Sharapova could serve up a surprise against Serena
With her service much improved, Sharapova could buck form guide
Another day of reckoning looms for Maria Sharapova when she takes on long-time nemesis Serena Williams in the Australian Open quarter-finals, but the Russian can at least head into the match with her serve running hot.
Runner-up to Williams last year, Sharapova booked a rematch against the American with a hard-fought 7-5, 7-5 win over Swiss young gun Belinda Bencic in the early match on Rod Laver Arena yesterday.
Hampered by a number of surgeries on her right shoulder since 2009, Sharapova's serve has rarely proved the difference in tight matches, but her 21 aces were vital in fending off 12th seed Bencic, touted as a future Grand Slam winner.
The richly talented 18-year-old had a number of chances to break Sharapova in the second set, but the five-time Grand Slam champion's serve repeatedly sprung her from jail.
The 28-year-old leads the tournament with 52 aces, some distance from Williams' 25, although the American has had to use her serving arm less to reach the quarter-finals.

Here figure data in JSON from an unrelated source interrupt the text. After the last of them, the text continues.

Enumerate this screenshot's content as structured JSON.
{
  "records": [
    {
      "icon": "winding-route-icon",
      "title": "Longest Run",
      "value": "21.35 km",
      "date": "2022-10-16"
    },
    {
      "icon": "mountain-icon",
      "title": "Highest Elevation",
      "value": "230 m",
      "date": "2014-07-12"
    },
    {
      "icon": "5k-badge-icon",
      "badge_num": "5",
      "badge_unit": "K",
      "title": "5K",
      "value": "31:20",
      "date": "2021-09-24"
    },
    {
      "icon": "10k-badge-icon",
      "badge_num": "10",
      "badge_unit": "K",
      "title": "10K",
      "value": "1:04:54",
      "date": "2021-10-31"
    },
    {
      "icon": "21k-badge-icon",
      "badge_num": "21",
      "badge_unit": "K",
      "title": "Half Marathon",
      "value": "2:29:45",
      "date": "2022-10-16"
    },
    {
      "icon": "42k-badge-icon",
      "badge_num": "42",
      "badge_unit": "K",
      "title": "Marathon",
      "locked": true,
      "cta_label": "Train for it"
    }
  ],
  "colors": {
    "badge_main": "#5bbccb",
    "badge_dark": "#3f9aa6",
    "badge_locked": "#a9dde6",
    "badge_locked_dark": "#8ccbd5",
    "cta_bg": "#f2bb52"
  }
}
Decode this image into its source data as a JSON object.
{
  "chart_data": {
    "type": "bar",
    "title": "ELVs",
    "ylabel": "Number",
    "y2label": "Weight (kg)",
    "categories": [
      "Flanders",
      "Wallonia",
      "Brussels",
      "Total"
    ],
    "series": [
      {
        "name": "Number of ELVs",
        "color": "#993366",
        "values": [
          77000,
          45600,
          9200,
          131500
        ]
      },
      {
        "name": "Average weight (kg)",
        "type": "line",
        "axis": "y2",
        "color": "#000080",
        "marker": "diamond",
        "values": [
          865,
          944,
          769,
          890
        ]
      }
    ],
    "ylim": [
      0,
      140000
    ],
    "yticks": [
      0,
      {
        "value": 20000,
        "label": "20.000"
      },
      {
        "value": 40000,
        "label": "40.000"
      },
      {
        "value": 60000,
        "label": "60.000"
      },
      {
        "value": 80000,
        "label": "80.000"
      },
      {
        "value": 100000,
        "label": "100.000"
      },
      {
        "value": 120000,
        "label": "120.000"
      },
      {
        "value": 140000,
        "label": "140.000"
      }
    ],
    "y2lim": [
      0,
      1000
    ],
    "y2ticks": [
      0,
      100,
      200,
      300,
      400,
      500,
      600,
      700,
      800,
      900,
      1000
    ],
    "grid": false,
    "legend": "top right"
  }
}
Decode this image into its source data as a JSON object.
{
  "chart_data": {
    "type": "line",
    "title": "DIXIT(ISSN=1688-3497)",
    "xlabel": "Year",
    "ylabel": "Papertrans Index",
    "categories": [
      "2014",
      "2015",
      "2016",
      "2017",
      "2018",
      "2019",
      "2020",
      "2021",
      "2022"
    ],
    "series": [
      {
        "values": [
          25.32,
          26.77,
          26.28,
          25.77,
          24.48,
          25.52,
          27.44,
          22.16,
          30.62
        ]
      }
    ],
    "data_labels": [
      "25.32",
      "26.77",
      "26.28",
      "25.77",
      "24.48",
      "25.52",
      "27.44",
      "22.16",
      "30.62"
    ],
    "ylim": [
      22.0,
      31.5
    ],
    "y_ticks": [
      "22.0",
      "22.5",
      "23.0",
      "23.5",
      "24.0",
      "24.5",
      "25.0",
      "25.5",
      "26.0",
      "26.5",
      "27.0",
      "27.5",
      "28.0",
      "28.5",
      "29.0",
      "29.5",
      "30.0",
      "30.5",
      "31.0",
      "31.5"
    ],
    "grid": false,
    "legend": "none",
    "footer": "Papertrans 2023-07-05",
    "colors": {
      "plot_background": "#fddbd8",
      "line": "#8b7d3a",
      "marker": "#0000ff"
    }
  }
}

"I feel like that's something I have been working on a lot since I had shoulder surgery," Sharapova said, after her win.
"I have gone through many different motions to try to find my groove again and something that would hold up over many matches.
"That was something that was really difficult to find a rhythm and a balance between keeping the shoulder, not going back so much, because I'm quite loose, to a motion that kind of gave me the chance to play many matches and feel like I was still not able not to be tired after three, four tough matches.
"So, yeah, I have made a little bit of a change last year in the stance, but everyone always tries to improve things here and there. It's not that big of a deal."
Williams, the world No. 1, comfortably accounted for Russian Margarita Gasparyan 6-2, 6-1 later.
The victory for the 34-year-old, who is seeking a seventh Australian Open title and 22nd Grand Slam trophy, could not have been in sharper contrast to that of Sharapova, who sealed her place in the eagerly anticipated quarter-final in two hours and five minutes.
Williams swept aside Sharapova's Russian compatriot in 55 minutes.
Williams has spent a total of just 2hr 39min on court since beating Italy's Camila Giorgi in the first round and sounded a coded warning to Sharapova ahead of their clash.
"I just feel like I'm really confident in my game right now, not against her or against any other opponent," Williams said.
"I feel if I can just continue to play well, then it could be good."
Williams has not lost to Sharapova since 2004, a run of 17 successive victories, and holds an 18-2 career record overall against the Russian.
"The person who's winning could definitely feel the pressure because there is a lot of expectations," Williams said.
"The person who is losing (could think) 'well, I have lost X amount in a row; I don't have anything to lose'.
"But, in this situation, I don't have anything to lose because I'm just here.
"Every tournament for me is just a bonus at this point in my career."
After losing to Williams 6-3, 7-6 (7/5) in the final last year, Sharapova said she felt close to breaking the biggest hoodoo in women's tennis, but a 6-2, 6-4 defeat in the semi-finals of Wimbledon showed the chasm was as wide as ever.
"It's not like I think about what I can do worse," said Sharapova, when asked what she could do to snap the streak.
"You're always trying to improve. It's only going to be tougher, especially against Serena." - Reuters.
BY THE NUMBERS
Serena Williams has won the last 17 matches between the two players.
Maria Sharapova has not managed to win a set in their last six meetings.